Aside from their impressive size, almaco jacks are known for their longevity. These fish can live up to 17 years, making them one of the longest-living species on our list.

19. Banded Rudderfish

Banded Rudderfish
Image credit: SEFSC Pascagoula Laboratory
Scientific Name:Seriola zonata
Common Names:Banded rudderfish, pilotfish
Habitat:Coastal waters, often near wrecks or reefs
Range:Western Atlantic from Massachusetts to Brazil, including the Gulf of Mexico
Size:20–30 inches (51–76 cm)
Weight:Up to 5 pounds (2.2 kg)
Diet:Small fish, squid, and zooplankton
Lifespan:Up to 5 years
Unique Features:Vertical bands on a slender body, yellowish tail, black spot near tail base

Marked by a black spot near the tail base, the banded rudderfish stands out with its distinctive vertical bands and a yellowish tail. These fish, commonly found in coastal waters, are fond of swimming near wrecks or reefs. 

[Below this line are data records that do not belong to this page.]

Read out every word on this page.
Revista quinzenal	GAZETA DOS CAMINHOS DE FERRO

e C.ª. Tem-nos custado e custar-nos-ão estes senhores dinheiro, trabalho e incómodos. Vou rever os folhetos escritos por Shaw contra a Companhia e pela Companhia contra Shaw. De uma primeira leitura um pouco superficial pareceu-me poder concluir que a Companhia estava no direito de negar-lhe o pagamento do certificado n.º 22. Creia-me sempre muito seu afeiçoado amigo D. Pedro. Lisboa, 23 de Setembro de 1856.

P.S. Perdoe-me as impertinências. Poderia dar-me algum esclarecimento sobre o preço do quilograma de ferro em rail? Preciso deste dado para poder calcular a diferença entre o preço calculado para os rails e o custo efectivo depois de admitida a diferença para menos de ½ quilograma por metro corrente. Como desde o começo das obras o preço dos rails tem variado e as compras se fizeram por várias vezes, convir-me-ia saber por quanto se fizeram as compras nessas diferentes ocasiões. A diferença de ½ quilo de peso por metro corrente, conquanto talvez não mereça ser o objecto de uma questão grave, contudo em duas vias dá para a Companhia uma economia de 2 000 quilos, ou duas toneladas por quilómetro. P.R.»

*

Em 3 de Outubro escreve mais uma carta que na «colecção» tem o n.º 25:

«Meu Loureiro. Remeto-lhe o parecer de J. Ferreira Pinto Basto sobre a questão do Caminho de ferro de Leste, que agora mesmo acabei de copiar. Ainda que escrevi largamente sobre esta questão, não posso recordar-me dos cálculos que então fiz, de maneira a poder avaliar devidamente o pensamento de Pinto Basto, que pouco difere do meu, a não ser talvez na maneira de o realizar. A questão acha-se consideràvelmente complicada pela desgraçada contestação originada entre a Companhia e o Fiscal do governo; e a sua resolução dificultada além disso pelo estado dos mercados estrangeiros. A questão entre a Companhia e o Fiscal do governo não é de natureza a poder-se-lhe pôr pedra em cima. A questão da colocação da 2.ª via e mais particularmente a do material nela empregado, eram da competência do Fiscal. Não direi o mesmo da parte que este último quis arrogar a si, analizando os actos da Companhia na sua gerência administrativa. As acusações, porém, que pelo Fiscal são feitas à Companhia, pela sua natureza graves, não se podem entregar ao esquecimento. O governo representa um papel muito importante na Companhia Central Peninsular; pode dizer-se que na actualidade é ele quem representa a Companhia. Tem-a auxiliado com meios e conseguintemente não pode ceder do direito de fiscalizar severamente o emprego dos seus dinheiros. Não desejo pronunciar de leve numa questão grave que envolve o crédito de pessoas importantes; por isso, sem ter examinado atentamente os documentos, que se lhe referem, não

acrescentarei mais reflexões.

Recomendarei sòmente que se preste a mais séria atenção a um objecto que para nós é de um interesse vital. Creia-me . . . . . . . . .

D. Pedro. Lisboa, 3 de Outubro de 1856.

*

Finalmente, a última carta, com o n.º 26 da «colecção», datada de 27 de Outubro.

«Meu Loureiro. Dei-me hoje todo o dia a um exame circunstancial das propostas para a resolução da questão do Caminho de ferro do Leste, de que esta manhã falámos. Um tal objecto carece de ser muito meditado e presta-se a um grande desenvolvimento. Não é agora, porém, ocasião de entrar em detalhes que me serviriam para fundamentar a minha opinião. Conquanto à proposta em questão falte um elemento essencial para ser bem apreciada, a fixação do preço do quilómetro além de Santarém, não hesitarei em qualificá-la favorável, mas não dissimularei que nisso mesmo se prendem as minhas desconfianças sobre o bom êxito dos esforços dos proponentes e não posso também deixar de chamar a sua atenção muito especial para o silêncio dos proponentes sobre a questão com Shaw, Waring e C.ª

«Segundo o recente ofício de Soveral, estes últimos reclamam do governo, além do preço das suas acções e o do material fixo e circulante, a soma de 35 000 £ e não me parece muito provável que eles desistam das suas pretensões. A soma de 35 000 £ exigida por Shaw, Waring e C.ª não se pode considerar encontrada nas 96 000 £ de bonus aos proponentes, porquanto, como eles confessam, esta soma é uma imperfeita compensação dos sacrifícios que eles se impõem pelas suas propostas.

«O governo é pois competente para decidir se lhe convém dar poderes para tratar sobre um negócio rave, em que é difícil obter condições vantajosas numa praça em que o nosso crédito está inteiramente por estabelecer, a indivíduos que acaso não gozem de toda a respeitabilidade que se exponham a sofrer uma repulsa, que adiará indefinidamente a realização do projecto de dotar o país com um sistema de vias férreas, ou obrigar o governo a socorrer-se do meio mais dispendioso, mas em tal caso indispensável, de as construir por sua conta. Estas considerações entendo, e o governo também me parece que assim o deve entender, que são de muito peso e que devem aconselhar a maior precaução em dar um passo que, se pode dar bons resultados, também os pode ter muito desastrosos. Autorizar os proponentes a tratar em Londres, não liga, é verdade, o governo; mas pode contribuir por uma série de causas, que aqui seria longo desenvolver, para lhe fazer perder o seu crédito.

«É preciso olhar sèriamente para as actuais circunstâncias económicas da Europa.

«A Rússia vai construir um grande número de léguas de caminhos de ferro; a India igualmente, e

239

They make their home in the vast Western Atlantic, ranging from Massachusetts to Brazil. Size-wise, these creatures grow to around 20 to 30 inches and weigh as much as 5 pounds

They have a varied diet, feeding on small fish, squid, and zooplankton. With a lifespan of up to 5 years, they are easily recognizable in their natural habitat.

Fun Fact: Rudderfish got their name because they like to follow ships and eat the leftovers they find. This unique habit makes them somewhat of the ocean’s cleanup crew.

Frequently Asked Questions

Several jack fish swimming together

Are Jack Fish Good to Eat?

Yes, jack fish are good to eat. Most of them have firm, white flesh that is safe to eat when prepared properly. They are often grilled, baked, or fried. 

Are Jack Fish Aggressive?

All jack fish can be aggressive, especially when they are hunting for prey. They are known for their strong and fast swimming, which helps them catch their food.

What Family Is Jack Fish?

Jack fish belong to the Carangidae family, also known as the jack family of fish. This family includes many different genera and species of fish, most of which are referred to as ‘jack fish.’

However, from a technical standpoint, jack fish primarily pertain to those in the Caranx genus, which is a specific genus within the Carangidae family.